J’y vois l’aboutissement d’un biais épistémologique, un de plus. L’administrateur sait que le droit commercial distingue soigneusement entre l’obligation de moyens et l’obligation de résultats : si tu as fait tout ce que tu pouvais, on pardonne ton échec. Le chef a seulement une obligation de résultats. Il n’envisage même pas l’échec qui conduit à la retraite dans le meilleur des cas, à la mort le plus souvent.
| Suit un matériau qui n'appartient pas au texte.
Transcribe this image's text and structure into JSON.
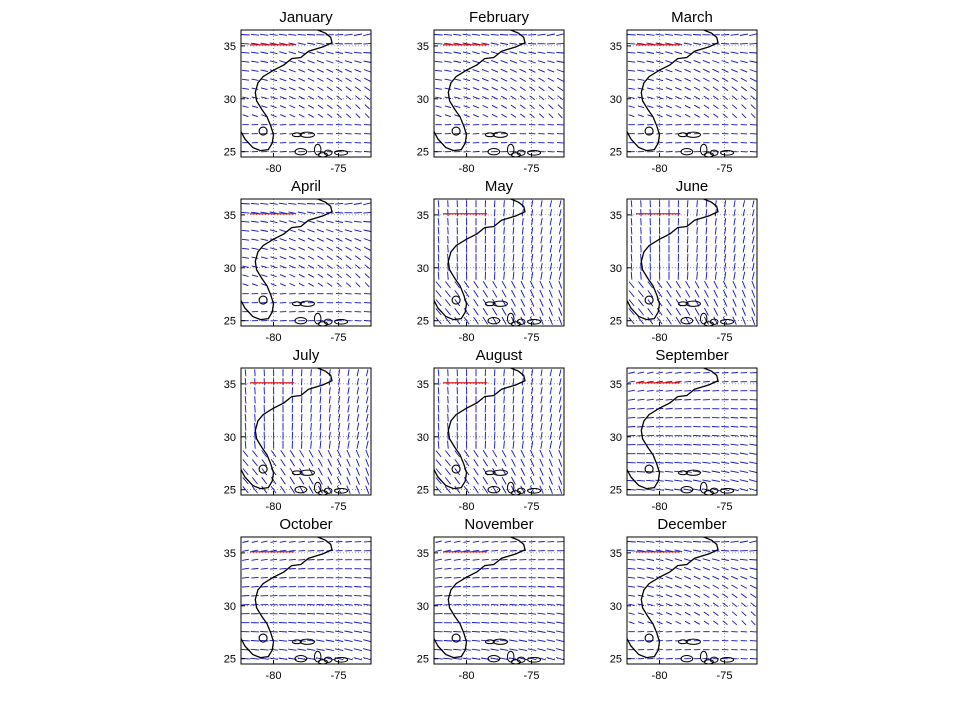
{
  "figure": {
    "panels": [
      {
        "title": "January",
        "regime": "westerly"
      },
      {
        "title": "February",
        "regime": "westerly"
      },
      {
        "title": "March",
        "regime": "westerly"
      },
      {
        "title": "April",
        "regime": "westerly"
      },
      {
        "title": "May",
        "regime": "southerly"
      },
      {
        "title": "June",
        "regime": "southerly"
      },
      {
        "title": "July",
        "regime": "southerly"
      },
      {
        "title": "August",
        "regime": "southerly"
      },
      {
        "title": "September",
        "regime": "easterly"
      },
      {
        "title": "October",
        "regime": "easterly"
      },
      {
        "title": "November",
        "regime": "easterly"
      },
      {
        "title": "December",
        "regime": "westerly"
      }
    ],
    "x_ticks": [
      {
        "value": -80,
        "label": "-80"
      },
      {
        "value": -75,
        "label": "-75"
      }
    ],
    "y_ticks": [
      {
        "value": 35,
        "label": "35"
      },
      {
        "value": 30,
        "label": "30"
      },
      {
        "value": 25,
        "label": "25"
      }
    ],
    "lon_range": [
      -82.5,
      -72.5
    ],
    "lat_range": [
      24.5,
      36.5
    ],
    "vector_color": "#1010c0",
    "coastline_color": "#000000",
    "scale_arrow_color": "#e00000",
    "gridlines": "dotted"
  }
}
Sur un champ de bataille, le droit commercial n’a pas sa place. « J’ai fait tout ce que je pouvais » n’est pas recevable sauf à demander son emplacement. Il faut trouver quelqu’un qui a fait tout ce qu’il pouvait ET qui a gagné. Un autre que toi.

Discours inaudible aujourd’hui où triomphe le discours de l’excuse, ce discours que déteste le peuple. Discours trop éloigné du discours du stade. Virons l’entraineur. Le populisme n’est rien d’autre que le refus de l’excuse. L’Europe s’oppose ? Le Luxembourg, combien de divisions ?
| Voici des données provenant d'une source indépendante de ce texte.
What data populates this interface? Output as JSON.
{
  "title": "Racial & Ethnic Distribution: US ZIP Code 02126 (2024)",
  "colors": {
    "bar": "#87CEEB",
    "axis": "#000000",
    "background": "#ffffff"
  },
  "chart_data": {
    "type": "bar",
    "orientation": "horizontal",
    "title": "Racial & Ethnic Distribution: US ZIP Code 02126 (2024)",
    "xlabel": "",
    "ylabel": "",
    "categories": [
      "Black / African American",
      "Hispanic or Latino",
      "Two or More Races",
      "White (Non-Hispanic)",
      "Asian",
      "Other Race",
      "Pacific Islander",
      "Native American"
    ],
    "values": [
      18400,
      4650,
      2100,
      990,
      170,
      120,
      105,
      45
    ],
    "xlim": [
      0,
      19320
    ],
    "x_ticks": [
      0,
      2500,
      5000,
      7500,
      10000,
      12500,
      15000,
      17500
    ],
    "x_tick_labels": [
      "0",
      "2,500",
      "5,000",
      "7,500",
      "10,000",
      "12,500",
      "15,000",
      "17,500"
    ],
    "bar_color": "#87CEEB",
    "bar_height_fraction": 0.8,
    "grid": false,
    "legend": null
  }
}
Voilà pourquoi les populismes échouent. Ils sont trop confits dans le discours dominant et ont oublié l’obligation de résultats qui va parfois (souvent) avec un peu de rudesse. Les Français n’ont jamais oublié le sang contaminé et le « responsable mais pas coupable » qui colle aux fesses de Fabius. Il faut admettre que ça va de pair avec l’envie de lynchage. Ainsi va l’humain. Il préfère suivre les vainqueurs que les abandonnistes.

Le chef est responsable ET il peut s’accepter coupable car il y voit le doigt de la justice. Le populiste accepte le peloton,  y compris pout lui.


On en reparlera..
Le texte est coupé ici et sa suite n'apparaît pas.